The new jobs report is out and, pretty much as expected, a bunch of new jobs (242,000, to be exact) were created in February and the official unemployment rate remained the same (at 4.9 percent). But workers’ wages actually declined.
What’s going on?
What’s going on is a key feature of capitalism: the reserve army of labor.
As Ben Casselman explains,
There is one downside to a growing labor force: If more people start looking for work there will be more competition for available jobs, holding down wages. Average hourly earnings fell by three cents in February, and the year-over-year rate of growth dropped to 2.2 percent, the slowest pace since last summer.

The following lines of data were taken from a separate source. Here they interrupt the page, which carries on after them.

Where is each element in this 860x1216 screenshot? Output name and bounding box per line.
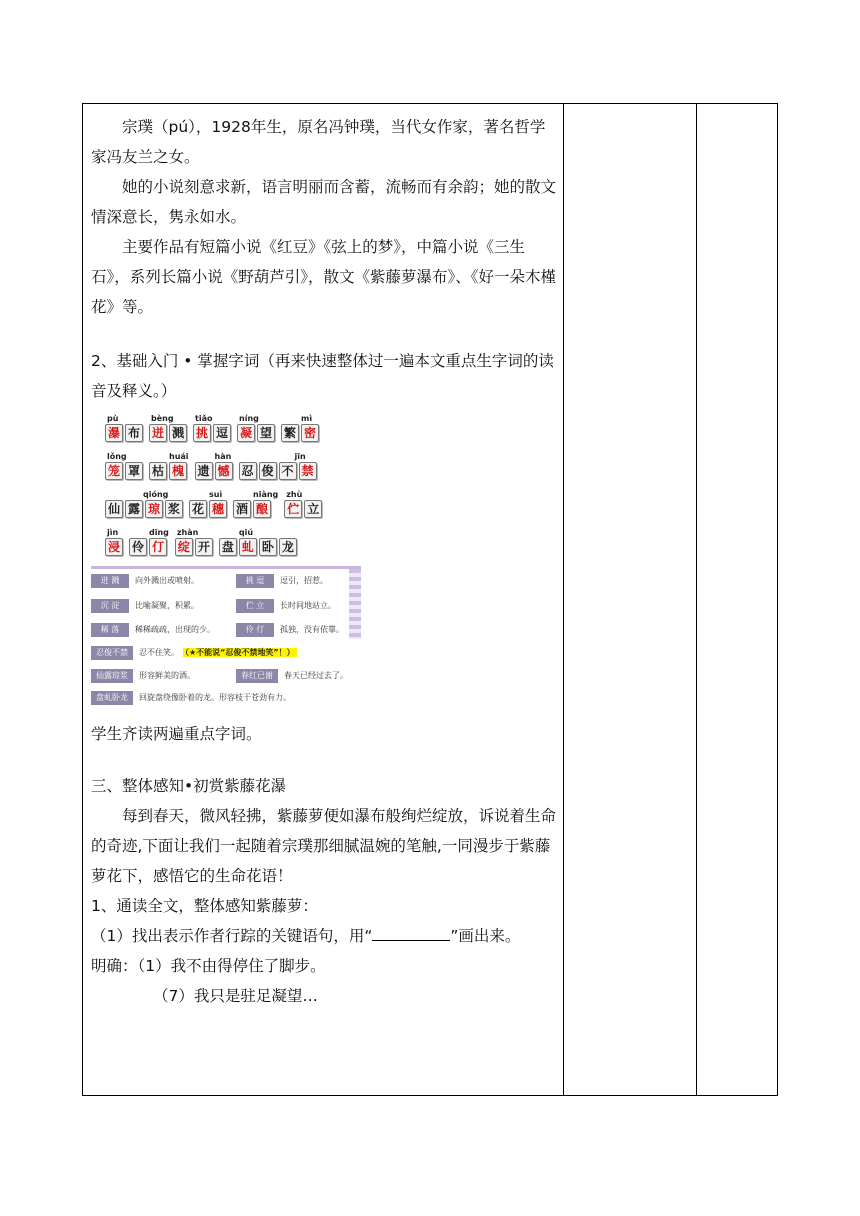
vocab-char: 迸 <box>149 424 167 442</box>
vocab-char: 挑 <box>193 424 211 442</box>
vocab-char: 酿 <box>253 500 271 518</box>
definition-term: 春红已谢 <box>236 669 278 683</box>
vocab-definitions-image <box>91 566 361 711</box>
definition-text: 忍不住笑。 <box>139 648 179 657</box>
definition-row <box>91 690 291 706</box>
vocab-word <box>129 528 169 556</box>
definition-term: 迸 溅 <box>91 574 129 588</box>
definition-term: 沉 淀 <box>91 599 129 613</box>
question-1-text-end: ”画出来。 <box>450 927 521 945</box>
definition-term: 盘虬卧龙 <box>91 691 133 705</box>
vocab-row <box>105 490 355 528</box>
definition-text: 向外溅出或喷射。 <box>135 576 199 585</box>
vocab-word <box>281 414 319 442</box>
vocab-pinyin: mì <box>301 414 313 423</box>
vocab-char: 瀑 <box>105 424 123 442</box>
vocab-char: 溅 <box>169 424 187 442</box>
definition-text: 长时间地站立。 <box>280 601 336 610</box>
definition-term: 稀 落 <box>91 623 129 637</box>
lesson-table <box>82 103 778 1096</box>
read-aloud-note: 学生齐读两遍重点字词。 <box>91 725 262 743</box>
vocab-word <box>175 528 213 556</box>
vocab-char: 虬 <box>239 538 257 556</box>
definition-row <box>91 668 348 684</box>
section2-heading: 2、基础入门 • 掌握字词（再来快速整体过一遍本文重点生字词的读音及释义。） <box>91 352 554 400</box>
question-1 <box>91 921 559 951</box>
vocab-row <box>105 414 355 452</box>
vocab-char: 布 <box>125 424 143 442</box>
vocab-char: 立 <box>304 500 322 518</box>
definition-row <box>91 598 336 614</box>
author-works-paragraph: 主要作品有短篇小说《红豆》《弦上的梦》，中篇小说《三生石》，系列长篇小说《野葫芦引》，散文《紫藤萝瀑布》、《好一朵木槿花》等。 <box>91 238 557 316</box>
vocab-char: 花 <box>189 500 207 518</box>
vocab-pinyin: bèng <box>151 414 174 423</box>
definition-term: 忍俊不禁 <box>91 646 133 660</box>
definition-text: 逗引，招惹。 <box>280 576 328 585</box>
vocab-char: 开 <box>195 538 213 556</box>
main-column <box>91 112 559 1011</box>
vocab-char: 槐 <box>169 462 187 480</box>
vocab-char: 俊 <box>259 462 277 480</box>
vocab-char: 逗 <box>213 424 231 442</box>
definition-text: 孤独，没有依靠。 <box>280 625 344 634</box>
vocab-char: 密 <box>301 424 319 442</box>
vocab-word <box>105 452 143 480</box>
definition-text: 稀稀疏疏，出现的少。 <box>135 625 215 634</box>
vocab-char: 酒 <box>233 500 251 518</box>
vocab-char: 笼 <box>105 462 123 480</box>
vocab-word <box>189 490 227 518</box>
vocab-char: 憾 <box>215 462 233 480</box>
vocab-word <box>195 452 233 480</box>
column-divider <box>563 104 564 1095</box>
definition-row <box>91 573 328 589</box>
author-intro-paragraph: 宗璞（pú），1928年生，原名冯钟璞，当代女作家，著名哲学家冯友兰之女。 <box>91 118 546 166</box>
vocab-char: 忍 <box>239 462 257 480</box>
vocab-word <box>219 528 297 556</box>
vocab-pinyin: qiú <box>238 528 254 537</box>
definition-note: （★不能说“忍俊不禁地笑”！） <box>185 648 295 657</box>
vocab-pinyin: zhàn <box>176 528 199 537</box>
vocab-word <box>105 414 143 442</box>
vocab-pinyin: lǒng <box>107 452 127 461</box>
definition-text: 比喻凝聚，积累。 <box>135 601 199 610</box>
task-heading: 1、通读全文，整体感知紫藤萝： <box>91 897 318 915</box>
section3-intro: 每到春天，微风轻拂，紫藤萝便如瀑布般绚烂绽放，诉说着生命的奇迹,下面让我们一起随着宗璞那细腻温婉的笔触,一同漫步于紫藤萝花下，感悟它的生命花语！ <box>91 807 557 885</box>
vocab-char: 龙 <box>279 538 297 556</box>
definition-term: 伫 立 <box>236 599 274 613</box>
vocab-char: 琼 <box>145 500 163 518</box>
definition-text: 形容鲜美的酒。 <box>139 671 195 680</box>
vocab-word <box>233 490 278 518</box>
vocab-char: 盘 <box>219 538 237 556</box>
vocab-word <box>149 414 187 442</box>
vocab-pinyin: zhù <box>286 490 303 499</box>
vocab-char: 凝 <box>237 424 255 442</box>
vocab-word <box>149 452 189 480</box>
vocab-pinyin: jīn <box>294 452 306 461</box>
vocab-pinyin: hàn <box>214 452 232 461</box>
wisteria-decoration <box>349 569 361 639</box>
definition-term: 伶 仃 <box>236 623 274 637</box>
vocab-char: 罩 <box>125 462 143 480</box>
author-style-paragraph: 她的小说刻意求新，语言明丽而含蓄，流畅而有余韵；她的散文情深意长，隽永如水。 <box>91 178 557 226</box>
vocab-word <box>105 490 183 518</box>
vocab-char: 伶 <box>129 538 147 556</box>
vocab-char: 望 <box>257 424 275 442</box>
definition-text: 春天已经过去了。 <box>284 671 348 680</box>
vocab-pinyin: dīng <box>149 528 169 537</box>
vocab-char: 卧 <box>259 538 277 556</box>
vocab-char: 露 <box>125 500 143 518</box>
vocab-pinyin: qióng <box>143 490 169 499</box>
vocab-char: 穗 <box>209 500 227 518</box>
vocab-char: 禁 <box>299 462 317 480</box>
vocab-pinyin: tiǎo <box>195 414 213 423</box>
vocab-char: 绽 <box>175 538 193 556</box>
vocab-char: 仙 <box>105 500 123 518</box>
section3-heading: 三、整体感知•初赏紫藤花瀑 <box>91 777 287 795</box>
underline-blank <box>372 926 450 941</box>
vocab-word <box>284 490 322 518</box>
vocab-pinyin: níng <box>239 414 259 423</box>
vocab-pinyin: suì <box>209 490 223 499</box>
vocab-char: 不 <box>279 462 297 480</box>
vocab-char: 繁 <box>281 424 299 442</box>
definition-text: 回旋盘绕像卧着的龙。形容枝干苍劲有力。 <box>139 693 291 702</box>
vocab-pinyin: niàng <box>253 490 279 499</box>
vocab-pinyin-image <box>91 414 361 564</box>
vocab-row <box>105 452 355 490</box>
vocab-word <box>193 414 231 442</box>
definition-term: 仙露琼浆 <box>91 669 133 683</box>
definition-row <box>91 645 297 661</box>
vocab-char: 遗 <box>195 462 213 480</box>
vocab-char: 伫 <box>284 500 302 518</box>
vocab-row <box>105 528 355 566</box>
vocab-pinyin: pù <box>107 414 119 423</box>
vocab-word <box>105 528 123 556</box>
vocab-pinyin: jìn <box>107 528 119 537</box>
vocab-char: 浸 <box>105 538 123 556</box>
vocab-word <box>239 452 317 480</box>
column-divider <box>696 104 697 1095</box>
definition-row <box>91 622 344 638</box>
answer-7: （7）我只是驻足凝望… <box>153 987 318 1005</box>
vocab-pinyin: huái <box>169 452 189 461</box>
vocab-char: 枯 <box>149 462 167 480</box>
definition-term: 挑 逗 <box>236 574 274 588</box>
vocab-char: 浆 <box>165 500 183 518</box>
answer-1: 明确：（1）我不由得停住了脚步。 <box>91 957 326 975</box>
question-1-text: （1）找出表示作者行踪的关键语句，用“ <box>91 927 373 945</box>
vocab-char: 仃 <box>149 538 167 556</box>
vocab-word <box>237 414 275 442</box>
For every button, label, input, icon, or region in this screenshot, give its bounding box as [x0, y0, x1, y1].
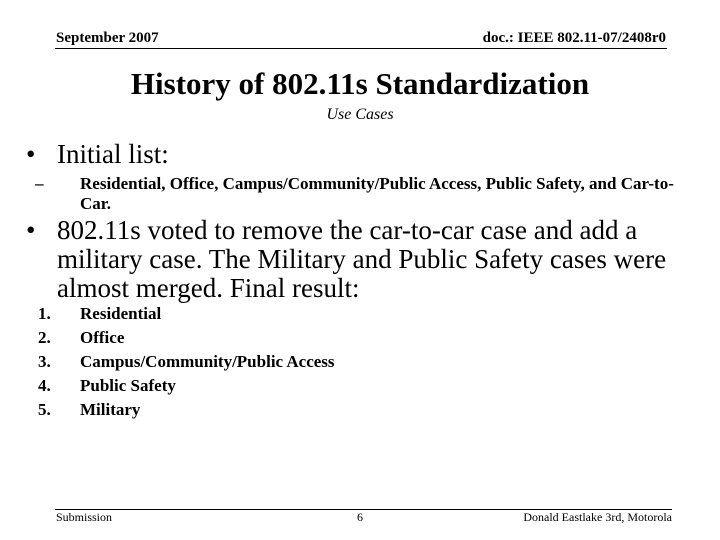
header-doc-id: doc.: IEEE 802.11-07/2408r0 [482, 30, 666, 46]
list-label: Public Safety [80, 376, 176, 395]
list-number: 5. [38, 400, 51, 419]
sub-bullet-text: Residential, Office, Campus/Community/Public Access, Public Safety, and Car-to-Car. [80, 174, 674, 213]
bullet-icon: • [26, 139, 36, 169]
header-divider [55, 48, 667, 49]
bullet-text: Initial list: [57, 139, 169, 169]
slide-subtitle: Use Cases [326, 106, 394, 123]
footer-page-number: 6 [357, 510, 363, 524]
list-number: 1. [38, 304, 51, 323]
list-number: 2. [38, 328, 51, 347]
header-date: September 2007 [56, 30, 159, 46]
footer-author: Donald Eastlake 3rd, Motorola [523, 510, 672, 524]
list-label: Residential [80, 304, 162, 323]
dash-icon: – [35, 174, 44, 193]
bullet-text: 802.11s voted to remove the car-to-car case and add a military case. The Military and Public Safety cases were almost merged. Final result: [57, 215, 667, 303]
list-number: 4. [38, 376, 51, 395]
slide-title: History of 802.11s Standardization [130, 66, 590, 101]
list-label: Office [80, 328, 125, 347]
bullet-icon: • [26, 215, 36, 245]
list-label: Campus/Community/Public Access [80, 352, 335, 371]
list-label: Military [80, 400, 141, 419]
footer-submission: Submission [56, 510, 113, 524]
list-number: 3. [38, 352, 51, 371]
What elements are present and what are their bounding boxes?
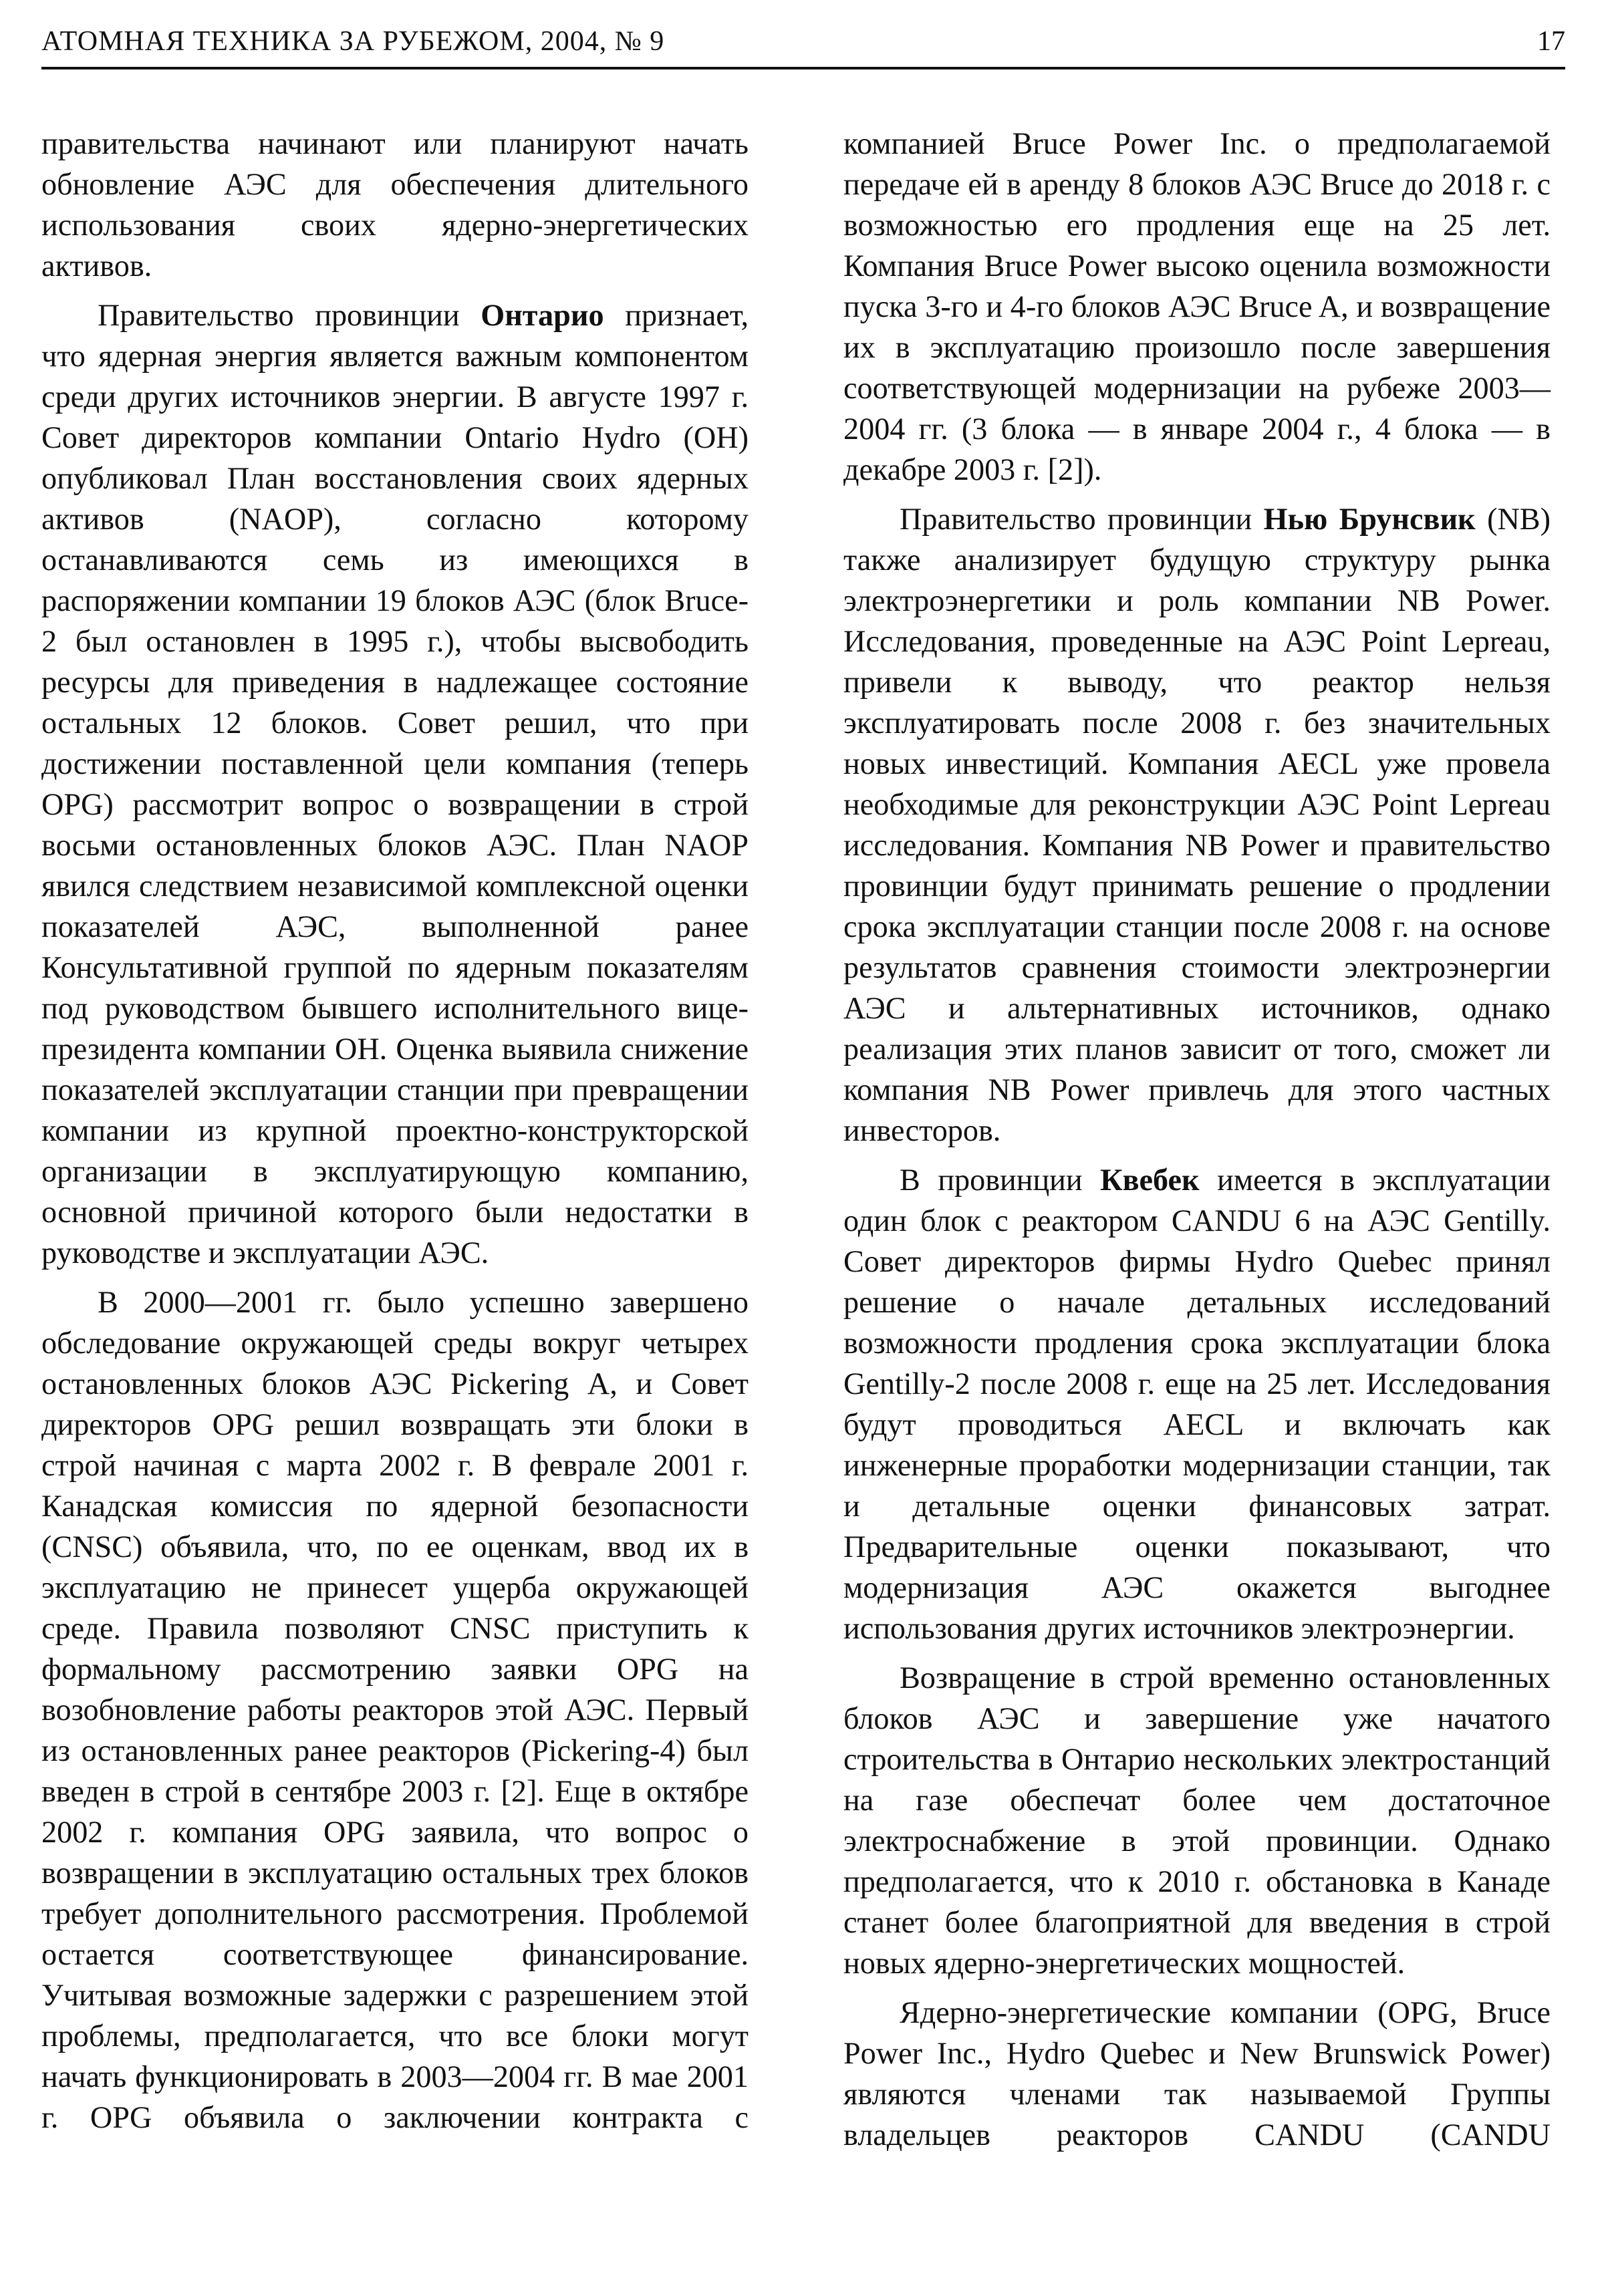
left-column	[41, 123, 749, 2138]
paragraph-quebec	[843, 1159, 1551, 1648]
paragraph: В 2000—2001 гг. было успешно завершено обследование окружающей среды вокруг четырех остановленных блоков АЭС Pickering А, и Совет директоров OPG решил возвращать эти блоки в строй начиная с марта 2002 г. В феврале 2001 г. Канадская комиссия по ядерной безопасности (CNSC) объявила, что, по ее оценкам, ввод их в эксплуатацию не принесет ущерба окружающей среде. Правила позволяют CNSC приступить к формальному рассмотрению заявки OPG на возобновление работы реакторов этой АЭС. Первый из остановленных ранее реакторов (Pickering-4) был введен в строй в сентябре 2003 г. [2]. Еще в октябре 2002 г. компания OPG заявила, что вопрос о возвращении в эксплуатацию остальных трех блоков требует дополнительного рассмотрения. Проблемой остается соответствующее финансирование. Учитывая возможные задержки с разрешением этой проблемы, предполагается, что все блоки могут начать функционировать в 2003—2004 гг. В мае 2001 г. OPG объявила о заключении контракта с	[41, 1285, 749, 2134]
paragraph-text: имеется в эксплуатации один блок с реактором CANDU 6 на АЭС Gentilly. Совет директоров фирмы Hydro Quebec принял решение о начале детальных исследований возможности продления срока эксплуатации блока Gentilly-2 после 2008 г. еще на 25 лет. Исследования будут проводиться AECL и включать как инженерные проработки модернизации станции, так и детальные оценки финансовых затрат. Предварительные оценки показывают, что модернизация АЭС окажется выгоднее использования других источников электроэнергии.	[843, 1163, 1551, 1645]
paragraph-text: Правительство провинции	[98, 298, 481, 332]
journal-title: АТОМНАЯ ТЕХНИКА ЗА РУБЕЖОМ, 2004, № 9	[41, 26, 665, 57]
paragraph-text: признает, что ядерная энергия является важным компонентом среди других источников энергии. В августе 1997 г. Совет директоров компании Ontario Hydro (ОН) опубликовал План восстановления своих ядерных активов (NAOP), согласно которому останавливаются семь из имеющихся в распоряжении компании 19 блоков АЭС (блок Bruce-2 был остановлен в 1995 г.), чтобы высвободить ресурсы для приведения в надлежащее состояние остальных 12 блоков. Совет решил, что при достижении поставленной цели компания (теперь OPG) рассмотрит вопрос о возвращении в строй восьми остановленных блоков АЭС. План NAOP явился следствием независимой комплексной оценки показателей АЭС, выполненной ранее Консультативной группой по ядерным показателям под руководством бывшего исполнительного вице-президента компании ОН. Оценка выявила снижение показателей эксплуатации станции при превращении компании из крупной проектно-конструкторской организации в эксплуатирующую компанию, основной причиной которого были недостатки в руководстве и эксплуатации АЭС.	[41, 298, 749, 1270]
province-ontario: Онтарио	[481, 298, 604, 332]
paragraph-ontario	[41, 295, 749, 1273]
province-quebec: Квебек	[1100, 1163, 1200, 1197]
province-new-brunswick: Нью Брунсвик	[1263, 502, 1476, 536]
paragraph: Возвращение в строй временно остановленных блоков АЭС и завершение уже начатого строительства в Онтарио нескольких электростанций на газе обеспечат более чем достаточное электроснабжение в этой провинции. Однако предполагается, что к 2010 г. обстановка в Канаде станет более благоприятной для введения в строй новых ядерно-энергетических мощностей.	[843, 1661, 1551, 1980]
paragraph: Ядерно-энергетические компании (OPG, Bruce Power Inc., Hydro Quebec и New Brunswick Power) являются членами так называемой Группы владельцев реакторов CANDU (CANDU	[843, 1995, 1551, 2152]
page-number: 17	[1537, 26, 1565, 57]
right-column	[843, 123, 1551, 2155]
running-header	[41, 20, 1565, 69]
paragraph-text: (NB) также анализирует будущую структуру рынка электроэнергетики и роль компании NB Power. Исследования, проведенные на АЭС Point Lepreau, привели к выводу, что реактор нельзя эксплуатировать после 2008 г. без значительных новых инвестиций. Компания AECL уже провела необходимые для реконструкции АЭС Point Lepreau исследования. Компания NB Power и правительство провинции будут принимать решение о продлении срока эксплуатации станции после 2008 г. на основе результатов сравнения стоимости электроэнергии АЭС и альтернативных источников, однако реализация этих планов зависит от того, сможет ли компания NB Power привлечь для этого частных инвесторов.	[843, 502, 1551, 1147]
paragraph-text: Правительство провинции	[900, 502, 1264, 536]
paragraph-text: В провинции	[900, 1163, 1101, 1197]
paragraph: правительства начинают или планируют начать обновление АЭС для обеспечения длительного использования своих ядерно-энергетических активов.	[41, 126, 749, 283]
paragraph-new-brunswick	[843, 498, 1551, 1151]
paragraph: компанией Bruce Power Inc. о предполагаемой передаче ей в аренду 8 блоков АЭС Bruce до 2018 г. с возможностью его продления еще на 25 лет. Компания Bruce Power высоко оценила возможности пуска 3-го и 4-го блоков АЭС Bruce A, и возвращение их в эксплуатацию произошло после завершения соответствующей модернизации на рубеже 2003—2004 гг. (3 блока — в январе 2004 г., 4 блока — в декабре 2003 г. [2]).	[843, 126, 1551, 486]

The fact is, the Second Great Depression created a large pool of potential workers who haven’t formally been part of the labor force but who would be willing to work—to take a job or search for a job—under the right circumstances. In the meantime, while they’re not part of the official labor force, these people do lots of things: they work at home, they work with and for their friends and neighbors, and they engage in a variety of other activities (both legal and illegal). They form part of capitalism’s relative surplus population.
Their existence—as potential members of the official labor force, first-time members of the labor force, or as reentrants to the labor force—puts downward pressure on all workers’ wages.
That’s how the reserve army of labor works: even as the labor force participation rate rises, workers’ wages continue to stagnate and their employers’ profits continue to grow.